Bu kanalı kim yönetiyor? Rudaw’ın açlık grevlerine ilişkin İHD’nin açıklamasından önce Açlık Grevleri sonlandırılacak bilgisini paylaşması, akıllara bazı sorular düşürdü. İzlediği politika’nın, Özerk Kürdistan Bölgesi’nin en büyük düşmanlarından biri olan Türk Hükümeti istihbarat teşkilatı Mit’in Kürde yönelik izlediği politika ile benzeşmesi tesadüf mü? Nedir Mit’in izlediği yol? Suyu Kurut Balığı Yakala. Bunlar Kürdistan Halklar’ı ve hatta bütün Orta Doğu Halklar’ında özgürlük fidanını dökülen kanı ile sulayıp yeşerten, kök salanları hedef almakla ne yapmak istiyor? Rudaw’da bugüne kadar Kürd’e hiçbir yararı dokunmayan Devlet Bahçeli adındaki faşistin açıklamalarını okuyorsun. Sanki Türk medyasından okuyormuşsun gibi geliyor.
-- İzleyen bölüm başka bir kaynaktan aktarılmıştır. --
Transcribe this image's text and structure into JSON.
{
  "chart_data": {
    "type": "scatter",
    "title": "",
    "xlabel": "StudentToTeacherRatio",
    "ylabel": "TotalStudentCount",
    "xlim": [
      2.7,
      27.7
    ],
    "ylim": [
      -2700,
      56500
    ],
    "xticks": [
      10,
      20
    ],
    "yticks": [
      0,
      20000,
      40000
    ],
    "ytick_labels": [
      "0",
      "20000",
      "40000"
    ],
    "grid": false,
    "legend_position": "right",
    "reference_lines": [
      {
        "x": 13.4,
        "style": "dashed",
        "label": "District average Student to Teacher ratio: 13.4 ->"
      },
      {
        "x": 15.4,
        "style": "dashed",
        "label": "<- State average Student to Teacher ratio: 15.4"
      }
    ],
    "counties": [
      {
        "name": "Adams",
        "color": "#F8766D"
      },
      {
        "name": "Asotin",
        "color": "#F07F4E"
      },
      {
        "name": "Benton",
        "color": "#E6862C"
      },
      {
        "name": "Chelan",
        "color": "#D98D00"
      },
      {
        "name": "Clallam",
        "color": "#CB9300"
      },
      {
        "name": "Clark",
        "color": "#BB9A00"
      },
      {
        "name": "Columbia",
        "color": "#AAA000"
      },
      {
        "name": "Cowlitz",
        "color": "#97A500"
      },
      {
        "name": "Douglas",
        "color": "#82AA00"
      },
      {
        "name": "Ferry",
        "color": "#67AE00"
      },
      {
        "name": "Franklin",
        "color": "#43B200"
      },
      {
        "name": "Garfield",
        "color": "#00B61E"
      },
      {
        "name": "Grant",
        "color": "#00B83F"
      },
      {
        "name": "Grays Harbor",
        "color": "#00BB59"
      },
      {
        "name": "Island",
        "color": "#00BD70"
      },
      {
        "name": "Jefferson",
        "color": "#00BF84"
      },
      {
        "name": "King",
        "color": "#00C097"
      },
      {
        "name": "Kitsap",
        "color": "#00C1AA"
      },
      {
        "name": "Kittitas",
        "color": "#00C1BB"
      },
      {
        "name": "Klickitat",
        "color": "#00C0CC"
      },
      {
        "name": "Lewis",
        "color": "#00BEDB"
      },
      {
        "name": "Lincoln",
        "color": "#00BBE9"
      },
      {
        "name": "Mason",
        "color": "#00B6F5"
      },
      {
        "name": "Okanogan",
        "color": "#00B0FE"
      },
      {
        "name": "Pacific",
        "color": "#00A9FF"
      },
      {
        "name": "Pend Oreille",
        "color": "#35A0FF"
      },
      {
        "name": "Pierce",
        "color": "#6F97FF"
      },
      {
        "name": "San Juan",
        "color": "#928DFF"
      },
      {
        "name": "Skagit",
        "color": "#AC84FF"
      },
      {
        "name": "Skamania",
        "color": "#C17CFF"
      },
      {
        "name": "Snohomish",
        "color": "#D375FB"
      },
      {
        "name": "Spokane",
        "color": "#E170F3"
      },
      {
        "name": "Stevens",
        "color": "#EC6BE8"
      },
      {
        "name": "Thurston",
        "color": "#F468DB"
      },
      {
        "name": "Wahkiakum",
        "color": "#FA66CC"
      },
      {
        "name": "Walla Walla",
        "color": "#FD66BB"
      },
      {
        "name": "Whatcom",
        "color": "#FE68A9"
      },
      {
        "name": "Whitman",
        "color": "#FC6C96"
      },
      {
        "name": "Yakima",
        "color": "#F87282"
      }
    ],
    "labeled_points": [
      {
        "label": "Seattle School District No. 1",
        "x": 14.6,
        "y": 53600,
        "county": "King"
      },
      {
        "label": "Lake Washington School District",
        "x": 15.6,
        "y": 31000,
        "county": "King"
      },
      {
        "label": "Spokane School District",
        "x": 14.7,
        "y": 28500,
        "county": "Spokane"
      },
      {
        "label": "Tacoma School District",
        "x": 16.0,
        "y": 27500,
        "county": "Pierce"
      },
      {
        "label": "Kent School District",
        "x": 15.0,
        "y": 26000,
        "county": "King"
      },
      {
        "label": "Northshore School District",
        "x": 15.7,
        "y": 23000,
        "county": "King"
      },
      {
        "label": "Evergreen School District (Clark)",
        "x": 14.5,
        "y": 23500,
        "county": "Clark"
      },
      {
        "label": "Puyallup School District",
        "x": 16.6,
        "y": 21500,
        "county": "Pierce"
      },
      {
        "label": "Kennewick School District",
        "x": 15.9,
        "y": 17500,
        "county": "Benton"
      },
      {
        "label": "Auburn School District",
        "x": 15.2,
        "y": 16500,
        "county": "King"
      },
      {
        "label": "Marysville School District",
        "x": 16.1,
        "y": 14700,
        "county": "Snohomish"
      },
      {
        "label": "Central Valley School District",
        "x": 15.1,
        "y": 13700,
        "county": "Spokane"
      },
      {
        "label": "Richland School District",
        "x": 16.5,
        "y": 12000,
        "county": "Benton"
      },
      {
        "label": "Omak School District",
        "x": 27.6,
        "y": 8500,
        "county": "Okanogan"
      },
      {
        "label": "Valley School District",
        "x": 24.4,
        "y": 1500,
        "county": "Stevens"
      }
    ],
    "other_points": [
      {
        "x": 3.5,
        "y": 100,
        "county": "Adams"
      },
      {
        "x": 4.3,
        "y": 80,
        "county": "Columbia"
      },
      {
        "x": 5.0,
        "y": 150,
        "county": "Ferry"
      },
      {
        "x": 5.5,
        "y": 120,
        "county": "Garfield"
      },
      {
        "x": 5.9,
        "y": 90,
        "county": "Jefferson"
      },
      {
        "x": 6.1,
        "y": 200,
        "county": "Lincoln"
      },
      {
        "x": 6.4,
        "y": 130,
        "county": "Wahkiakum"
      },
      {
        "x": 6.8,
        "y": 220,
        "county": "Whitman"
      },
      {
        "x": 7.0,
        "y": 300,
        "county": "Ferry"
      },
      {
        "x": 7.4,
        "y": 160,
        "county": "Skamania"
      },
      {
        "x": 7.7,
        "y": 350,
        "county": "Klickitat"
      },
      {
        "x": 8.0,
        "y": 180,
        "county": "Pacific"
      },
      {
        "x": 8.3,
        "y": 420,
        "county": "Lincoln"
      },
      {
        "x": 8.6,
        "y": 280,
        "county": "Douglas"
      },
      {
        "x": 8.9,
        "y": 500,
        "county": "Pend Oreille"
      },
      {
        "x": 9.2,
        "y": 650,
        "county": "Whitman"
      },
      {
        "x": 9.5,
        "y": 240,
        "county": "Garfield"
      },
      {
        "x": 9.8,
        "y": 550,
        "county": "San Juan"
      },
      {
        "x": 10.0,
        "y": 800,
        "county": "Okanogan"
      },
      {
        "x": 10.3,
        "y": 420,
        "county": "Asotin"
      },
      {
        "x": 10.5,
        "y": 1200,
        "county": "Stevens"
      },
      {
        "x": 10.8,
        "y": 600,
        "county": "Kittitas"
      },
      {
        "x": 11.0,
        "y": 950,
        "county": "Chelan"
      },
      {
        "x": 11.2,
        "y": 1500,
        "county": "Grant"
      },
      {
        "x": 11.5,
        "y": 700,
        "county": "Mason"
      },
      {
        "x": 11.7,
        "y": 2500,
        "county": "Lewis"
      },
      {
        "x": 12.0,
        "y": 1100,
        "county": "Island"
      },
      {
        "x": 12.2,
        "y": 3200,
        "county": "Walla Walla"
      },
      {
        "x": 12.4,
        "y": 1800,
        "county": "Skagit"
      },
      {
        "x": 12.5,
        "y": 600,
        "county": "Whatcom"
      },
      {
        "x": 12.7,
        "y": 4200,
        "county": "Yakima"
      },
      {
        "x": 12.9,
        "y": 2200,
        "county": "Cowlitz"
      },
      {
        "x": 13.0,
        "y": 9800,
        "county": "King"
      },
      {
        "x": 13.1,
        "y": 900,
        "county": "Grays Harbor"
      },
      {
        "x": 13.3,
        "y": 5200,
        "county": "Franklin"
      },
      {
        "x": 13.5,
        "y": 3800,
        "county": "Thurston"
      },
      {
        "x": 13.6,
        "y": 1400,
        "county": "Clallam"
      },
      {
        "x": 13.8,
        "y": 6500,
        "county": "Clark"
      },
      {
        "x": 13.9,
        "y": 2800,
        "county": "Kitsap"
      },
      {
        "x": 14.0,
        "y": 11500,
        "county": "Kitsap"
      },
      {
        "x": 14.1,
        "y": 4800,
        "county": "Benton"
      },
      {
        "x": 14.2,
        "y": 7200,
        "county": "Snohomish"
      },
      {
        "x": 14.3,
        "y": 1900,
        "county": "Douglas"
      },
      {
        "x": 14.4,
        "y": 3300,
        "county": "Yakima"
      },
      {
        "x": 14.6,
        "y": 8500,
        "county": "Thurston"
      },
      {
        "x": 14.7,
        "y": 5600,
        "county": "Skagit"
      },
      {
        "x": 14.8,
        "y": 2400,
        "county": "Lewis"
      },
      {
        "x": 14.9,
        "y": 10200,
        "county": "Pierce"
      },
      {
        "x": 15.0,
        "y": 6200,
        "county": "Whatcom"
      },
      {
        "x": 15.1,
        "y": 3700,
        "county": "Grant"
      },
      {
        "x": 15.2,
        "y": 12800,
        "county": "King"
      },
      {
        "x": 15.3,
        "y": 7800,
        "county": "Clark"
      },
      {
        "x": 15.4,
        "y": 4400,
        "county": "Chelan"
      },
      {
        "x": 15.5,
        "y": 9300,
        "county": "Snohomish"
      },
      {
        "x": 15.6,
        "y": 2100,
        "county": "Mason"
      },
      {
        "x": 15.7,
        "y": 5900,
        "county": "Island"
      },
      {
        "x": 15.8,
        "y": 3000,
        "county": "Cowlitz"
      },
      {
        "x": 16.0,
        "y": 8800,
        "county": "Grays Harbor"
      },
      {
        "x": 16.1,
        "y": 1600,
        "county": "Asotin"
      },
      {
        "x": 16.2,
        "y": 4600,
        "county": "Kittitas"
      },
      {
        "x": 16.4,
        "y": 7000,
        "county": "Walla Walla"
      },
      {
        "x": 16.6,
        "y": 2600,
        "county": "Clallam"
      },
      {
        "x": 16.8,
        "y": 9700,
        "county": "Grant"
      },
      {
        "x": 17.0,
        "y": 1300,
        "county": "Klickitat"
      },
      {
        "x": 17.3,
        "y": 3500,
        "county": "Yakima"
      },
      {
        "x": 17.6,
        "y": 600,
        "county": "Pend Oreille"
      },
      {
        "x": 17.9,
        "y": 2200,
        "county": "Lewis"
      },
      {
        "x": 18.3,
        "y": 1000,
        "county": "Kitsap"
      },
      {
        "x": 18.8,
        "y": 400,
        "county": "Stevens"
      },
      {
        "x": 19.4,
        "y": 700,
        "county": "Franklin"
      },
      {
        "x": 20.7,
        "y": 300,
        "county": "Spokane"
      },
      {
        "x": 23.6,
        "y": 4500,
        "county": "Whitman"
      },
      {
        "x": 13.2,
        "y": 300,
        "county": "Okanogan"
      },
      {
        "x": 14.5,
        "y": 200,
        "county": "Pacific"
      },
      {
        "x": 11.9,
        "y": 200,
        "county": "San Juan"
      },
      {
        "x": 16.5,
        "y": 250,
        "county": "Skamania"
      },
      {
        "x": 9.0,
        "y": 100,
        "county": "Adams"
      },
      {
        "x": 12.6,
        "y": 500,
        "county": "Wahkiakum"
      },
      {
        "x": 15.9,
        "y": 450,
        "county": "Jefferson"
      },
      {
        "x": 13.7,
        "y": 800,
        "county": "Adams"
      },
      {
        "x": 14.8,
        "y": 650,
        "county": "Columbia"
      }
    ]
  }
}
Referandum sürecinde en sert tepkiyi veren ve o süreçte ordusunu Güney Kürdistan sınıra kelimenin tam anlamıyla yığan Tayip Erdoğan’ın ‘‘Kürt Kardeşlerim’’ yalanını Güney, Kuzey, Batı, Doğu ve hatta Avrupa ‘daki Kürdistan haklarına ulaştıran ve o yalanı süsleyip püsleyip yutturan yine Rudaw’dır. Türk Ordusu’un medya savunma alanlarında savaş uçaklarından attığı bildirgeleri gündemine alıp kendi çağrısıymışcasına tavır takınıp herşeyiyle temsil ettiği ihanet çizgisine davet eden Rudaw’dır. Kendi topraklarına en can düşmanı tarafından yapılan saldırıları, operasyonları kendisi yapıyormuşcasına gösterip normalize eden de bu kanaldır. Kim Tayip Erdoğan’ın, Türk ordusunun propagandasını yapar? Özelliklede bu tür propagandaları niye yapar? Vaziyet odur ki Rudaw kanalı ne toplumsaldır, nede Kürdistani’dir. AKP’nin Güney Kürdistan’daki basın koludur. Son haberleri ile kendini deşifre etmiştir. Kürd’e ve insanlığa düşmandır, Rudaw işe yaramayan işsizlerin toplandığı Mit’dir Mit.